Saat ini, ICRAF, dengan dukungan Global Affairs Canada, melaksanakan program "Sustainable Landscapes for Climate-Resilient Livelihoods in Indonesia" atau Land4Lives (#LahanuntukKehidupan), yang mendukung upaya pemerintah dalam menciptakan ketahanan iklim dan dilaksanakan di bawah arahan Direktorat Pangan dan Pertanian, Kementerian Perencanaan Pembangunan Nasional/Bappenas. Program ini bekerja sama dengan pemerintah daerah di Sumatera Selatan, Sulawesi Selatan, dan Nusa Tenggara Timur, dengan fokus pada tiga level: desa, lanskap, dan provinsi. Di level desa, Land4Lives menguatkan ketahanan pangan dan penghidupan masyarakat; di level lanskap, mengelola bentang lahan secara berkelanjutan dengan melibatkan berbagai pihak; dan di level provinsi, mendukung kebijakan serta perencanaan pembangunan yang mempertimbangkan daya dukung lingkungan.
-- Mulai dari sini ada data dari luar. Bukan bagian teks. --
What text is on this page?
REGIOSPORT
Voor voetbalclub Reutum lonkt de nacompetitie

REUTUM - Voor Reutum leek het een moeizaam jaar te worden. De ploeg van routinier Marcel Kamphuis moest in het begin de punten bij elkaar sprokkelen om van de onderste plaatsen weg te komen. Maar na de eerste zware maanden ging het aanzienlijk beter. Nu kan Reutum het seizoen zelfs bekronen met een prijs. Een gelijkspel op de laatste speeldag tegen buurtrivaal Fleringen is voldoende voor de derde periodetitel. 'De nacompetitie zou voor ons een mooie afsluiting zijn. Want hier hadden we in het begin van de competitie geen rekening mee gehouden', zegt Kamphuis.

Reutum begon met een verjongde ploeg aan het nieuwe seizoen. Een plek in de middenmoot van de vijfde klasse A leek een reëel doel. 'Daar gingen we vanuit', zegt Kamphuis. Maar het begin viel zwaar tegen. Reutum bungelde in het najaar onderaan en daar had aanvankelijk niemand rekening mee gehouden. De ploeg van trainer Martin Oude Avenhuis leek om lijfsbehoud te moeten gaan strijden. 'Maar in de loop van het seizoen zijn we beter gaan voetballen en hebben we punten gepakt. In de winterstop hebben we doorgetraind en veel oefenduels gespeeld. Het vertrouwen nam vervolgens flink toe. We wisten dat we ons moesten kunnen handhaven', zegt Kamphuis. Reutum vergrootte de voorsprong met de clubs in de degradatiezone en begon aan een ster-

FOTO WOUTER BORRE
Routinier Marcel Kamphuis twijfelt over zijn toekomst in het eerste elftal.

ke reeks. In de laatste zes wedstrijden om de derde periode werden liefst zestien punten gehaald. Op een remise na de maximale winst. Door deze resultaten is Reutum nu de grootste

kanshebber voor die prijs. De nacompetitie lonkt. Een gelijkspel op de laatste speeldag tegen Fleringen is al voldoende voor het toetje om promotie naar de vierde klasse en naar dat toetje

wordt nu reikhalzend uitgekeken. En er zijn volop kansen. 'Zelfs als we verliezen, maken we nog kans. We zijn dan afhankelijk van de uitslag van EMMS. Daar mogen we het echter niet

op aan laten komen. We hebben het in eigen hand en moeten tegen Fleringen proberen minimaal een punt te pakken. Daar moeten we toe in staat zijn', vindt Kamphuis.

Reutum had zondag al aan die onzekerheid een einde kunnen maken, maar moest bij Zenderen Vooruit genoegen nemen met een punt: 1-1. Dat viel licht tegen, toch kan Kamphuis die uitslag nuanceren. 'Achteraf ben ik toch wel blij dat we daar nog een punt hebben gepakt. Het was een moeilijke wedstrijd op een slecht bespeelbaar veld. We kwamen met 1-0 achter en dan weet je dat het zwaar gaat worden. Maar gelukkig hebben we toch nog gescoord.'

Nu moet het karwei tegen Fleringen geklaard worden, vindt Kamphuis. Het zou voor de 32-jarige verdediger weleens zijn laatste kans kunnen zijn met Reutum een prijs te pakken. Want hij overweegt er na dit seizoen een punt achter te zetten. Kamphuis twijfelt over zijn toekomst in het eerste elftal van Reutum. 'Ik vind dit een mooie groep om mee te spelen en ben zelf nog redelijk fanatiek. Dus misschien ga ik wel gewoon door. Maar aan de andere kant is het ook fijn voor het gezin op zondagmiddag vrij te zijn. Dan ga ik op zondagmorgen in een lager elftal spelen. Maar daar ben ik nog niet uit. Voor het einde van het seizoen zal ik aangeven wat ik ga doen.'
Di Sulawesi Selatan, dokumen penting seperti roadmap dan masterplan pertumbuhan ekonomi hijau, RPJPD 2025-2045, serta rencana pengelolaan daerah aliran sungai (RPDAS) sedang disusun. Memasuki tahun keempat, Land4Lives telah mencapai banyak kemajuan. ICRAF Indonesia dan Bappenas akan mengadakan Ekspose Nasional Land4Lives bertajuk “Bentang Lahan Lestari untuk Masyarakat Tangguh Iklim” pada Kamis, 8 Agustus 2024. Ekspose ini bertujuan untuk menyebarluaskan pelajaran dari kegiatan Land4Lives di Sulawesi Selatan, mengumpulkan masukan dari pembuat kebijakan, akademisi, dan masyarakat sipil, serta membuka ruang kerja sama dengan lembaga pemerintah, organisasi masyarakat sipil, dan mitra pembangunan.
Makassar – PLH Kepala Bappelitbangda Sulawesi Selatan Andi Bakti Haruni mengapresiasi hasil kerja sama Pemda Sulsel dengan ICRAF Indonesia melalui kegiatan riset-aksi Land4Lives.
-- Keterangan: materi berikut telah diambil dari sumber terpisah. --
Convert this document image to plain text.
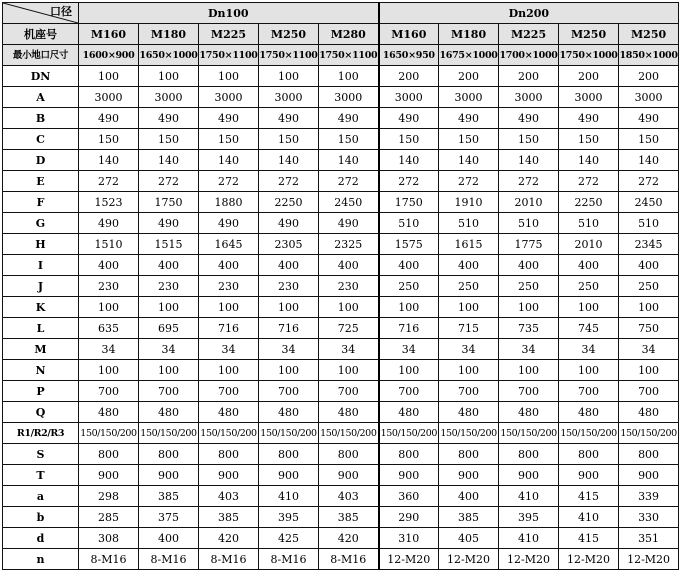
口径	Dn100					Dn200				
机座号	M160	M180	M225	M250	M280	M160	M180	M225	M250	M250
最小地口尺寸	1600×900	1650×1000	1750×1100	1750×1100	1750×1100	1650×950	1675×1000	1700×1000	1750×1000	1850×1000
DN	100	100	100	100	100	200	200	200	200	200
A	3000	3000	3000	3000	3000	3000	3000	3000	3000	3000
B	490	490	490	490	490	490	490	490	490	490
C	150	150	150	150	150	150	150	150	150	150
D	140	140	140	140	140	140	140	140	140	140
E	272	272	272	272	272	272	272	272	272	272
F	1523	1750	1880	2250	2450	1750	1910	2010	2250	2450
G	490	490	490	490	490	510	510	510	510	510
H	1510	1515	1645	2305	2325	1575	1615	1775	2010	2345
I	400	400	400	400	400	400	400	400	400	400
J	230	230	230	230	230	250	250	250	250	250
K	100	100	100	100	100	100	100	100	100	100
L	635	695	716	716	725	716	715	735	745	750
M	34	34	34	34	34	34	34	34	34	34
N	100	100	100	100	100	100	100	100	100	100
P	700	700	700	700	700	700	700	700	700	700
Q	480	480	480	480	480	480	480	480	480	480
R1/R2/R3	150/150/200	150/150/200	150/150/200	150/150/200	150/150/200	150/150/200	150/150/200	150/150/200	150/150/200	150/150/200
S	800	800	800	800	800	800	800	800	800	800
T	900	900	900	900	900	900	900	900	900	900
a	298	385	403	410	403	360	400	410	415	339
b	285	375	385	395	385	290	385	395	410	330
d	308	400	420	425	420	310	405	410	415	351
n	8-M16	8-M16	8-M16	8-M16	8-M16	12-M20	12-M20	12-M20	12-M20	12-M20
Hal itu dia sampaikan ketika membuka acara Ekspose Land4Lives Sulawesi Selatan, Kamis (08/08) di Makassar.
Andi mengatakan, kegiatan-kegiatan kolaborasi Pemda Sulsel dengan Land4Lives sejalan dengan visi jangka panjang Sulawesi Selatan. “Minimal ini juga menjadi catatan kami, menjadi etape pembangunan untuk membangun Sulawesi Emas,” ungkapnya.
Land4Lives adalah kegiatan riset-aksi yang dilaksanakan oleh ICRAF Indonesia, bekerja sama dengan Pemerintah Kanada melalui Global Affairs Canada (GAC). Kegiatan ini dilaksanakan ICRAF di bawah arahan Direktorat Pangan dan Pertanian Bappenas.
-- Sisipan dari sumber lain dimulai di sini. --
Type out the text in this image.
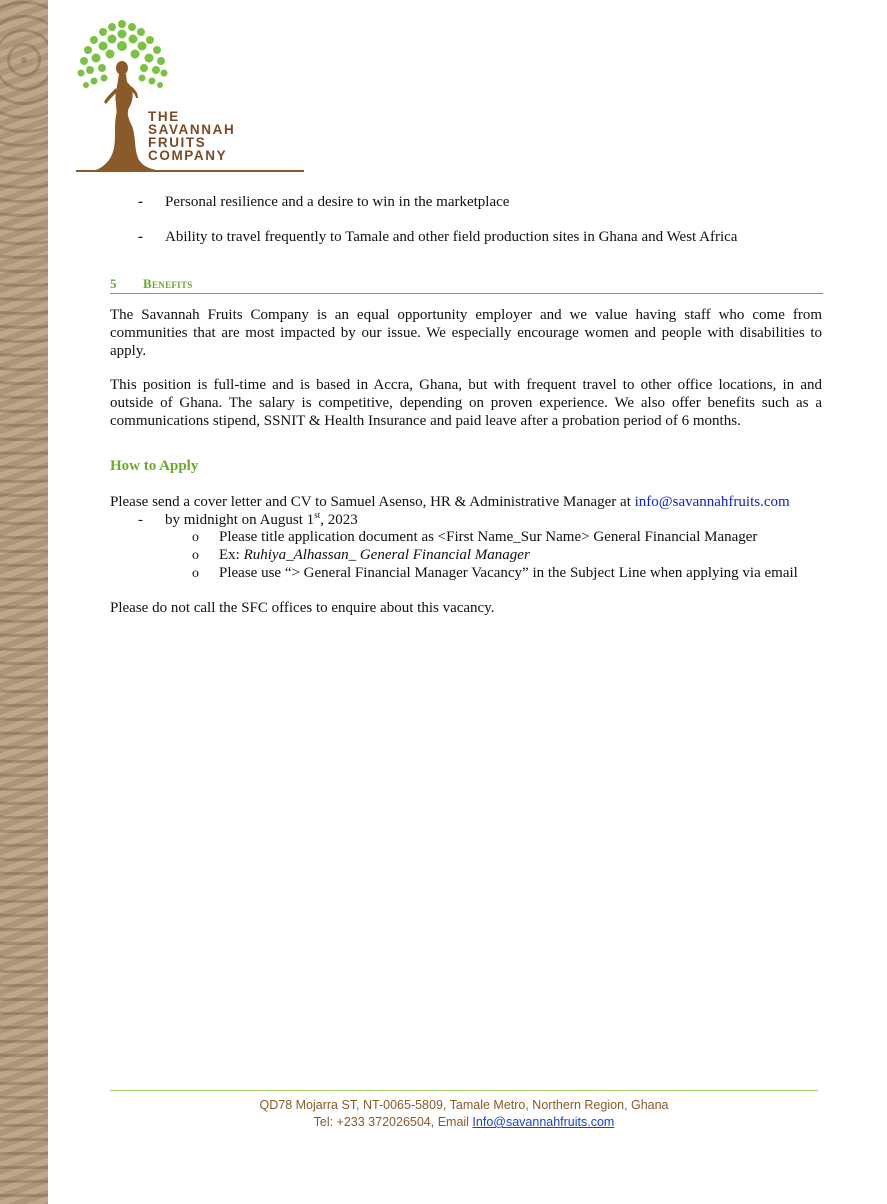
THE
SAVANNAH
FRUITS
COMPANY
- Personal resilience and a desire to win in the marketplace
- Ability to travel frequently to Tamale and other field production sites in Ghana and West Africa
5 Benefits

The Savannah Fruits Company is an equal opportunity employer and we value having staff who come from communities that are most impacted by our issue. We especially encourage women and people with disabilities to apply.

This position is full-time and is based in Accra, Ghana, but with frequent travel to other office locations, in and outside of Ghana. The salary is competitive, depending on proven experience. We also offer benefits such as a communications stipend, SSNIT & Health Insurance and paid leave after a probation period of 6 months.

How to Apply
Please send a cover letter and CV to Samuel Asenso, HR & Administrative Manager at info@savannahfruits.com
- by midnight on August 1st, 2023
o Please title application document as <First Name_Sur Name> General Financial Manager
o Ex: Ruhiya_Alhassan_ General Financial Manager
o Please use “> General Financial Manager Vacancy” in the Subject Line when applying via email
Please do not call the SFC offices to enquire about this vacancy.
QD78 Mojarra ST, NT-0065-5809, Tamale Metro, Northern Region, Ghana
Tel: +233 372026504, Email Info@savannahfruits.com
Land4Lives bertujuan meningkatkan ketahanan pangan dan penghidupan masyarakat rentan di Indonesia, terutama perempuan, dalam mengatasi dampak perubahan iklim. Pelaksanaan Land4Lives bekerja sama dengan pemerintah daerah di Sumatera Selatan, Sulawesi Selatan, dan Nusa Tenggara Timur, dengan lokus kegiatan di tingkat desa, lanskap (kabupaten), dan provinsi.
Muhammad Syahrir, Provincial Coordinator ICRAF Indonesia di Sulawesi Selatan menjelaskan bahwa Ekspose di Makassar merupakan ajang untuk menyebarluaskan pelajaran dari kegiatan-kegiatan Land4Lives yang telah berlangsung selama lebih dari tiga tahun.
“Sekaligus mengumpulkan masukan dari para pemangku kebijakan, akademisi, dan masyarakat sipil,” ujarnya.
Hari Basuki, perwakilan dari Global Affairs Canada (GAC) yang juga hadir dalam Ekspose di Makassar menjelaskan bahwa isu perubahan iklim merupakan hal penting yang menjadi perhatian Pemerintah Kanada.
Pemerintah Kanada, kata Hari, memahami bahwa wilayah Indo-Pasifik sangat rentan terhadap dampak perubahan iklim, misalnya kenaikan permukaan laut, peristiwa cuaca ekstrem, dan kerusakan keanekaragaman hayati. "Karena itu Kanada mendukung inisiatif-inisiatif untuk mengatasi dampak perubahan iklim," ujarnya.
Pendekatan Land4Lives
Dalam pidato kunci, Syahrir menjelaskan pendekatan Land4Lives. Kegiatan riset-aksi ini, kata Syahrir, tidak hanya membangun ketahanan iklim di tingkat desa melalui pertanian cerdas iklim, kelompok usaha, pangan lokal tapi juga di tingkat bentang lahan dengan mendukung pengelolaan daerah aliran sungai, pengelolaan hutan, dan pembiayaan inovatif.
Land4Lives juga mendorong peningkatan kapasitas tata kelola dan institusi untuk melindungi dan menyediakan jasa lingkungan serta keanekaragaman hayati, imbuh Syahrir.
Di Sulawesi Selatan, lokus kegiatan Land4Lives berada di Kabupaten Bone yang termasuk wilayah daerah aliran sungai (DAS) Billa Walanae. "Kawasan ini telah mengalami permasalahan ekologis di area yang terdegradasi, perubahan pola hujan dan permasalahan lingkungan lainnya akibat perubahan iklim. Dan ini berdampak pada masyarakat yang hidup di kawasan tersebut," ungkap Syahrir.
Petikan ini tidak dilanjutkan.